Tale scadenza va dagli otto ai quindici giorni, oltre i quali è possibile in ogni caso incassare la somma, ma in mancanza dei fondi non ci si può rifare con il titolare. Dunque è bene verificare subito la reale validità dell’assegno, andando a riscuotere il prima possibile

Sanzioni previste

Nel caso in cui manchi la clausola di non trasferibilità su un assegno con importo superiore ai mille euro, vuol dire che il traente ha usato un assegno libero in maniera impropria. Tale irregolarità va tempestivamente segnalata al MEF, il ministero dell’Economia e Finanza.

La sanzione prevista è di natura amministrativa e, fino all’anno scorso variava dall’1% al 40% dell’importo, partendo da un minimo di tremila euro. Con il decreto legislativo n. 90 del 4 luglio 2017, rimanendo fermo il limite di 3mila euro, è stato stabilito un tetto di 50mila euro, fisso e non variante sulla base alle suddette percentuali.  

Del reato risultano responsabili “in solido” traente, beneficiario ed eventuali giranti, cioè ne rispondono tutti allo stesso modo.

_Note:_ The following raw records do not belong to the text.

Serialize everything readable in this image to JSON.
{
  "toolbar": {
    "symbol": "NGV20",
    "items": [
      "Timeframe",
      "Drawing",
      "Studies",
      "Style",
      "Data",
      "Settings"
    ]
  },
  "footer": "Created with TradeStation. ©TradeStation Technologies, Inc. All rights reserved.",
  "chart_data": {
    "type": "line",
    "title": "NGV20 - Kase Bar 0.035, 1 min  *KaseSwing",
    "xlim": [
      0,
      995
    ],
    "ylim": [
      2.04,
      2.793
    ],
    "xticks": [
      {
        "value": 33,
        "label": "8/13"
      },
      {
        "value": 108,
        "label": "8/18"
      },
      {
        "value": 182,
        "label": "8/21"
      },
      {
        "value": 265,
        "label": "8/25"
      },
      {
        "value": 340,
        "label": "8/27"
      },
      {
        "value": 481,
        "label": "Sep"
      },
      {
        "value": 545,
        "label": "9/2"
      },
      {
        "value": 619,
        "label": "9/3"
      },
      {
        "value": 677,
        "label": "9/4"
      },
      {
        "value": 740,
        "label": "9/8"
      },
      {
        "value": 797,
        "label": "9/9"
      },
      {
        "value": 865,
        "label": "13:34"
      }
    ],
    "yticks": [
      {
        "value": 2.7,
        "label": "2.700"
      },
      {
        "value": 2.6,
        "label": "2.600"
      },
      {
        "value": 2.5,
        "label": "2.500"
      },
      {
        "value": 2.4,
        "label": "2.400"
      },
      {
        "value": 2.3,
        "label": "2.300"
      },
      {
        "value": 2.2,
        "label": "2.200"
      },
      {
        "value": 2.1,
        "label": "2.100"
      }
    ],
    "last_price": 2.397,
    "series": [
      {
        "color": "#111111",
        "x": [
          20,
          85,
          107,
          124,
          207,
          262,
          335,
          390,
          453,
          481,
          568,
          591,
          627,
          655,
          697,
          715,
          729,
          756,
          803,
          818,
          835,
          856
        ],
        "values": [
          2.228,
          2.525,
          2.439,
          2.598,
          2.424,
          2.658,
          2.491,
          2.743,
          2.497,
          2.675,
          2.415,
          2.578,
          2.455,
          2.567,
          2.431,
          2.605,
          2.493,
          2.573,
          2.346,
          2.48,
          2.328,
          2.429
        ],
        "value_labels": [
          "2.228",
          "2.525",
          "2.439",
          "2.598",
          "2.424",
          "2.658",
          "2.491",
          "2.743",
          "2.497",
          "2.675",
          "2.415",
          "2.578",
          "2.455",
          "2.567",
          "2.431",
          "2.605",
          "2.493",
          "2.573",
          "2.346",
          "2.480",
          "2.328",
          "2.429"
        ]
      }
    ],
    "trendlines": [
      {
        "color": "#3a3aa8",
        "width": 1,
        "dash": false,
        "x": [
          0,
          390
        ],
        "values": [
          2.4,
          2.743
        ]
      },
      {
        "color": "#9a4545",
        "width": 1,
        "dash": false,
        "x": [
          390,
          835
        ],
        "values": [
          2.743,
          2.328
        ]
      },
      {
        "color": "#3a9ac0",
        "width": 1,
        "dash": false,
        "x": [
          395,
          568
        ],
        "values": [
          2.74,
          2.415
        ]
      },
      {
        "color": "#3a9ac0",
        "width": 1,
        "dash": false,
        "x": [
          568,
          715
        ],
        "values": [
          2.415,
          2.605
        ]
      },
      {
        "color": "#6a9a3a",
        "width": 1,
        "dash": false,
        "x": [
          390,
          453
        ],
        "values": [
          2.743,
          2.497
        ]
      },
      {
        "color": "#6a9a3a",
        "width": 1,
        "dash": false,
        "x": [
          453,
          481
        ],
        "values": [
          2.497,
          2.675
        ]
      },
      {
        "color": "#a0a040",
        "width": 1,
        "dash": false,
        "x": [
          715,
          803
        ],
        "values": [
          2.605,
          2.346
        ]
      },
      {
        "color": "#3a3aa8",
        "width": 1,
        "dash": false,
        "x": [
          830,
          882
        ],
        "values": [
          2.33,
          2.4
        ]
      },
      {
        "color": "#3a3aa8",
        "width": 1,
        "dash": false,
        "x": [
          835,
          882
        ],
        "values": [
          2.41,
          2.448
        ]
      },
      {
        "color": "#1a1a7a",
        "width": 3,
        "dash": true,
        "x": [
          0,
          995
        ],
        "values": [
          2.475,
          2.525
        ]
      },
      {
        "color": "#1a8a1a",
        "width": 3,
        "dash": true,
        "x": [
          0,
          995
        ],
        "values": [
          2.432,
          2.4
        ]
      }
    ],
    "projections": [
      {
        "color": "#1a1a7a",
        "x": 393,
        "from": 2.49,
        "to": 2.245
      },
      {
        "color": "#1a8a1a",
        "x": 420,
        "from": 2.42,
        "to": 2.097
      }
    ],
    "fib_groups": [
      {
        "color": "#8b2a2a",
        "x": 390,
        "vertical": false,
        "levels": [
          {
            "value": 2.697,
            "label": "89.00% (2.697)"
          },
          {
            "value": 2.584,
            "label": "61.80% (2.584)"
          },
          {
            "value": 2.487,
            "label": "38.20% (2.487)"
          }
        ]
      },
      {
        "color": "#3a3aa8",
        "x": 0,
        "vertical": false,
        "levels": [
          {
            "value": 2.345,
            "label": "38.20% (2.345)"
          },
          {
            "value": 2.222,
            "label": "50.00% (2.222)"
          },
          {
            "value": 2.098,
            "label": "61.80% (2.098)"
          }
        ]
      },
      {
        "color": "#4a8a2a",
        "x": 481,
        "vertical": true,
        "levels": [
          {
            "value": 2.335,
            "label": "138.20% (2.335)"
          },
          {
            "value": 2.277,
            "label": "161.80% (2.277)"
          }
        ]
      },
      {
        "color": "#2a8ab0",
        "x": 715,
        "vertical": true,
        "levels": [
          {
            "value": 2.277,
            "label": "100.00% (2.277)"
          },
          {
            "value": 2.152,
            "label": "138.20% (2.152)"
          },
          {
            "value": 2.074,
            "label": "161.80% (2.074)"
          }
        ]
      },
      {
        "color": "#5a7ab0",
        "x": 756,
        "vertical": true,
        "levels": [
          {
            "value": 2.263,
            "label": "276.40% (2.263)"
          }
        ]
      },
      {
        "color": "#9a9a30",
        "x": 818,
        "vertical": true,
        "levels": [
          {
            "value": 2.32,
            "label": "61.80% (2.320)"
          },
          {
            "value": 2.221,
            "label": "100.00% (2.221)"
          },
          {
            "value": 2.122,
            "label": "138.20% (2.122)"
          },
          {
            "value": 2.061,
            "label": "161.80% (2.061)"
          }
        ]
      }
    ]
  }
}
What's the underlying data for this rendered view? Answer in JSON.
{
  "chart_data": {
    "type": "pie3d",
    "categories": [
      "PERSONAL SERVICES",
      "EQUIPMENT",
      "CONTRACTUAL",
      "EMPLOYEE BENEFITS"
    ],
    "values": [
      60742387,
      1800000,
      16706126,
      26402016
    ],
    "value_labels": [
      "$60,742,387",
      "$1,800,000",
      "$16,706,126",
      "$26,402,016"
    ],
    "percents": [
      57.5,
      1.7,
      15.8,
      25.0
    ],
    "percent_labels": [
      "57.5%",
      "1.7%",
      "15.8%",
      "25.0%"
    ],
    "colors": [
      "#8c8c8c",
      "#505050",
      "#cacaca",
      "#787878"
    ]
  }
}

Bisogna fare allora molta attenzione alla presenza della clausola di non trasferibilità prima di accettare importi superiori ai mille euro.

Riduzioni della pena

Se la somma “incriminata” è al di sotto dei 250mila euro, si può avere una riduzione della sanzione versando allo Stato, entro 60 giorni dalla notifica del reato, un’oblazione pari al 2% dell’importo dell’assegno, ossia il doppio del minimo previsto dalla pena edittale. Così facendo si evita il procedimento sanzionatorio, ma ciò è possibile solo una volta l’anno.

Il ministero dell’Economia e Finanza ha precisato che il pagamento di tale oblazione non è obbligatorio.  Questa, da un lato, ha dei vantaggi perché la sanzione irrogata potrebbe essere molto più elevata, ma d’altro canto è una sorta di patteggiamento, per cui sarà impossibile ottenere un completo proscioglimento.